Nenek Asyanti akhirnya dikenai hukuman 1 tahun penjara, dengan ganti rugi sebesar
Rp500.000.000 untuk 7 batang kayu jati, yang bahakan dia tidak merasa mencuri.
Akar dari permasalahan ini adalah bentuk hukum yang dipegang negara ini seolah tidak
melihat sisi lain dalam praktiknya. Padahal, dalam penanganan masalah yang berkaitan
dengan hukum, perlu adanya pendekatan dan menilik latar belakang masyarakat.

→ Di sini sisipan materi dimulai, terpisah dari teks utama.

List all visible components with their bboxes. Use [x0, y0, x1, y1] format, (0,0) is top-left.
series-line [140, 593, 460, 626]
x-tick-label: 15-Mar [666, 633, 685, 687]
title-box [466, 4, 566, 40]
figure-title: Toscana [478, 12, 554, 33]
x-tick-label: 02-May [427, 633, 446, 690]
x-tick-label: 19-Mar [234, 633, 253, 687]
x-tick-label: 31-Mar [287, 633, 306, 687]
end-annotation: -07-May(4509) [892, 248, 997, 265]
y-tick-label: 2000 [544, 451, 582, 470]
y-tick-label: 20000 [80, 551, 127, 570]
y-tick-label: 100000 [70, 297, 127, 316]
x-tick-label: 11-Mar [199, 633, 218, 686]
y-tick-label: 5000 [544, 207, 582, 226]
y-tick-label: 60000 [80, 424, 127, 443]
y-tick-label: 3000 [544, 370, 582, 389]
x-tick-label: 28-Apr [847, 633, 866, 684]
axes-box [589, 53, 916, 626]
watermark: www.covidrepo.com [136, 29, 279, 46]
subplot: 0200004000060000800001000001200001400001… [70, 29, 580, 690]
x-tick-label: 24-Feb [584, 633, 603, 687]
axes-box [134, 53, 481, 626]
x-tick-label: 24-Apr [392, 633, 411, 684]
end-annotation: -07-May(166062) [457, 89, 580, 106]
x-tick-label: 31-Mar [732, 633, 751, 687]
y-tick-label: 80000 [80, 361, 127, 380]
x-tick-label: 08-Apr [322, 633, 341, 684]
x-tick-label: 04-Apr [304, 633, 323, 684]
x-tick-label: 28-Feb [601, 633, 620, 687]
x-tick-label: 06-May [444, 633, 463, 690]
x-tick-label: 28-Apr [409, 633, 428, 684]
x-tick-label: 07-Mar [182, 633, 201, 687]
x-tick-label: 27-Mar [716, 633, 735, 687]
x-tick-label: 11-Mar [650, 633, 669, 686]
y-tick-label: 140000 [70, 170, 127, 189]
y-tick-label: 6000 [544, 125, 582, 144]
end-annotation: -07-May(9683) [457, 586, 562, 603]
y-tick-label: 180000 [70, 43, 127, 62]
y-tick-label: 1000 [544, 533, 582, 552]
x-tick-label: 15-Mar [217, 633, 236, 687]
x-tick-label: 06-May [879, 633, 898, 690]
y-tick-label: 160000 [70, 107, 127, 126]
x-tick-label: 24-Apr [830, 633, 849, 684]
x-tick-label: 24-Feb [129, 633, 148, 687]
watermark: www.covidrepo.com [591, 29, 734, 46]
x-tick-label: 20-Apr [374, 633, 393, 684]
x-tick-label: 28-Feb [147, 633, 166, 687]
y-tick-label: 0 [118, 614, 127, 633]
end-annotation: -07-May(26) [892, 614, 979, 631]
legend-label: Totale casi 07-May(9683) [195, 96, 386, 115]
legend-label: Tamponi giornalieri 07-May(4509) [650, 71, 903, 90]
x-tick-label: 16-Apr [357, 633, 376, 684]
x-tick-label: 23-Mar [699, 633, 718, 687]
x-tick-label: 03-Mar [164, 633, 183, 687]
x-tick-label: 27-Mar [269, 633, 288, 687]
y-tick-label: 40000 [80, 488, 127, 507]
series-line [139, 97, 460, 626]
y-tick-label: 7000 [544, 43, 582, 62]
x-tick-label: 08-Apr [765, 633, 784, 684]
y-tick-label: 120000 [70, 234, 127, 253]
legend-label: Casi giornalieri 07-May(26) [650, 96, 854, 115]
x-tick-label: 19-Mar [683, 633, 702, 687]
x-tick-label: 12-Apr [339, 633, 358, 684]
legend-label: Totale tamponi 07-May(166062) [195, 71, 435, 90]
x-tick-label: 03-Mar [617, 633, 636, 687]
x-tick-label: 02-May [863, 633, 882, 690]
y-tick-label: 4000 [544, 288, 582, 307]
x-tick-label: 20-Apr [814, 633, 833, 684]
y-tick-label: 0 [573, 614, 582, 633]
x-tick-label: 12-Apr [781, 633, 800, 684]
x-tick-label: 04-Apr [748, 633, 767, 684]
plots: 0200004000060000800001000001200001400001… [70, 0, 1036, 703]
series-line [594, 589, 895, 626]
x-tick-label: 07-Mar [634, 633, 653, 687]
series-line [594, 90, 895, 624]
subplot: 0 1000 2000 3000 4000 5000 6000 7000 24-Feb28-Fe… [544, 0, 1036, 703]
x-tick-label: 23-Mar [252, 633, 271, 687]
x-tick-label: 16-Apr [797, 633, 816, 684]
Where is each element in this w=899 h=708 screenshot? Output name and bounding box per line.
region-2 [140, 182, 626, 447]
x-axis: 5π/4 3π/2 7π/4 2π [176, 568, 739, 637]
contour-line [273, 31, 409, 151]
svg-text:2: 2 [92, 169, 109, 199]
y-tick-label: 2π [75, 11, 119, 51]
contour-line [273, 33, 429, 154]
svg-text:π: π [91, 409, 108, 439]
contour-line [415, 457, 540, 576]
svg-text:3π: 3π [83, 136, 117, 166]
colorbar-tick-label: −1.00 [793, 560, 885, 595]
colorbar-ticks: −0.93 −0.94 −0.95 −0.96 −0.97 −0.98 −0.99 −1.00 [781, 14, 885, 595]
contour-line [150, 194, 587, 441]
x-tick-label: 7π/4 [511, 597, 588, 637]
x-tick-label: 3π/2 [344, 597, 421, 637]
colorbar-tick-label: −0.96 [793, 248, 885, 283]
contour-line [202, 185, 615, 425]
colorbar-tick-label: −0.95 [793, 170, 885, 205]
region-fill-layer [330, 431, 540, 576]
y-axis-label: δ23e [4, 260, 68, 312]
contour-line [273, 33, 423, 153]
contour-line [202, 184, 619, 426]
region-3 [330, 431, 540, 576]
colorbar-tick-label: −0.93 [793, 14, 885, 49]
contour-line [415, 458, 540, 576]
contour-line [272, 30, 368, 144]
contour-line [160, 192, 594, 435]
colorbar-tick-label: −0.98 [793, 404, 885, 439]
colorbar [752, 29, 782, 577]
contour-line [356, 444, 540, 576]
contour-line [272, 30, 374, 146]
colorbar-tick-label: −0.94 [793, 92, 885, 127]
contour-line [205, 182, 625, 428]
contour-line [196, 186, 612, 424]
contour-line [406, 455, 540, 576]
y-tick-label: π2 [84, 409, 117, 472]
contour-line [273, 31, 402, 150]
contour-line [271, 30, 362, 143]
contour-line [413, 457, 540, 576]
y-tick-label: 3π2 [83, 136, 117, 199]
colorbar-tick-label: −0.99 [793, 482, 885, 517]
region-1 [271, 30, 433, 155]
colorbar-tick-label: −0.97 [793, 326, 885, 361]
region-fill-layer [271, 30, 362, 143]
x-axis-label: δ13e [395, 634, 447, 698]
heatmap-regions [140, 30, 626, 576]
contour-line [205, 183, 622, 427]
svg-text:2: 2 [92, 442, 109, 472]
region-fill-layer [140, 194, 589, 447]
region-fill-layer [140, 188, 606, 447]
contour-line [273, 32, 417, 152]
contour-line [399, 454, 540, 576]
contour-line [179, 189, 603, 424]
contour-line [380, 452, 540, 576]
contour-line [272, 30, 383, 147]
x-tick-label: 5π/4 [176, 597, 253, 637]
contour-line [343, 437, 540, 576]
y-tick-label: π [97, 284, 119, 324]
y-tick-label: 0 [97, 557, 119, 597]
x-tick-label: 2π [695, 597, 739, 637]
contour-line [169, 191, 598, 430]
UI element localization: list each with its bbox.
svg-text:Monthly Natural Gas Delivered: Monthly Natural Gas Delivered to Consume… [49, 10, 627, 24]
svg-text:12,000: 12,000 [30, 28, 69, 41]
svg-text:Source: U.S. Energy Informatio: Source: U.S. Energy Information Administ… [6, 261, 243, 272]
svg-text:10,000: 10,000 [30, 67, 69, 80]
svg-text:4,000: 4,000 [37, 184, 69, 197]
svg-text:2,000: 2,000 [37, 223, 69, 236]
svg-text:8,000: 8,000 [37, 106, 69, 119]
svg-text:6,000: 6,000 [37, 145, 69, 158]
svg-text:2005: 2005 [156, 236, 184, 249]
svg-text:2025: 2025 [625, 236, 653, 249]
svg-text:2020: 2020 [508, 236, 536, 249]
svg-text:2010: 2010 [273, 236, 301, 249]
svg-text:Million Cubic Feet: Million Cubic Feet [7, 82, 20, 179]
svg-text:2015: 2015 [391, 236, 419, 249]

Kasus hukum tidak melulu menghasilkan hukuman sebagai hasil mutlak dalam
penyelesaiannya. Restorative Justice, menjadi solusi untuk berbagai polemik dalam
penyelesaian hukum.
Dimana dalam peradilan seharusnya menimbulkan perbaikan, bukan mencari
pemenang. Restorasi sendiri meliputi pemulihan hubungan antara pihak pelaku dengan
korban.
Keterbukaan menjadi kunci penting dalam proses berlangsungnya peradilan. Korban
dapat menyampaikan apa saja yang menjadi kerugian, dan pelaku pun diberikan
kesempatan untuk menebusnya dengan cara yang masuk akal.